Adding GPS to the iPhone is enough to freak out the conspiracy theorists - with the Google Maps app, the phone will quickly pinpoint your location, which can be rendered either in typical map fashion, or with satellite images that can be zoomed in with a few brushes of the screen. Pick a destination and let the software map your route, and it's a fair approximation of a useful sat nav system, albeit without the bells and whistles. It also allows geotagging of images, and will later work in with Apple's (and its developers') location-based service plans.

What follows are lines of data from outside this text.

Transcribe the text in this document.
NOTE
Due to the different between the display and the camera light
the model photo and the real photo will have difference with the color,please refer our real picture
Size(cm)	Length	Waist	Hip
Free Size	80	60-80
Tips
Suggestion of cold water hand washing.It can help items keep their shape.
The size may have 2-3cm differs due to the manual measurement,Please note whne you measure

Now that the phone talks nicely with Microsoft's Exchange via ActiveSync, it is simple to set up and use an account on a work server. Apple PR say this was one of the major requirements for the second generation, bringing the phone into corporate line with devices like BlackBerry and HTC's Windows Mobile-toting handsets. It also allows better admin control in a multi-handset corporate environment - if a staffer was stupid enough to lose their phone it can now be wiped remotely, removing all data and any security risks.
Configuring accounts for other email - like Google's Gmail - is also fast and easy, with settings for all common web-based email systems loaded automatically. Push email makes getting messages in a timely fashion more realistic, and turns keeping track of email and organising it within the iPhone into a far more useful proposition.
The phone has built-in accelerometers as before - which means tilting the phone on its side will automatically switch to a landscape view when viewing images, web pages and iPod content.
A quick game of CroMagnon Rally with visiting Apple staffers was an interesting demonstration of how the accelerometers can be built in to applications - tilting the phone controlled the car's cornering.
Thousands of applications are expected from third-party developers - there have been quarter of a million downloads of the iPhone SDK (software developers' kit) from Apple's servers - which will take advantage of the unique interface of the device.
A new AppStore has been created by Apple for users to buy, demo and occasionally freely download software directly to their phones, but the service will not be live until later today. It works on similar principles to the iTunes store.
On board software is the same as the 2.0 package that was available to iPhone and iPod Touch users, including the web browser Safari (which runs smoothly although zoomed page renders can be a bit slow). There's a nicely animated live stock monitoring application, live weather information and a direct link to YouTube (which can be a bit jerky on 3G, but is almost flawlessly smooth over WiFi).
What's missing from the new iPhone? Those who use phone cameras will be disappointed at the lack of video recording which is common on most high-end phones and smartphones to varying degrees of success. Video playback of saved files, though, is flawless.
It also does not yet support Adobe's widely-used Flash protocol, although Adobe says it's on the development fast-track. Voice dialling still isn't available and neither is MMS messaging. And you can't replace the battery.
Is Apple's second-generation iPhone worth the ticket price? In my opinion, yes, but I'm an Apple freak. Sure, it's expensive, but when you consider that it has the same functionality as an iPod Touch combined with that of a mobile internet device and a smartphone, I don't think $1129 is too much to pay for the 16GB version. Buying one for $199 and locking into a two-year, 250-per-month data plan though? No thanks.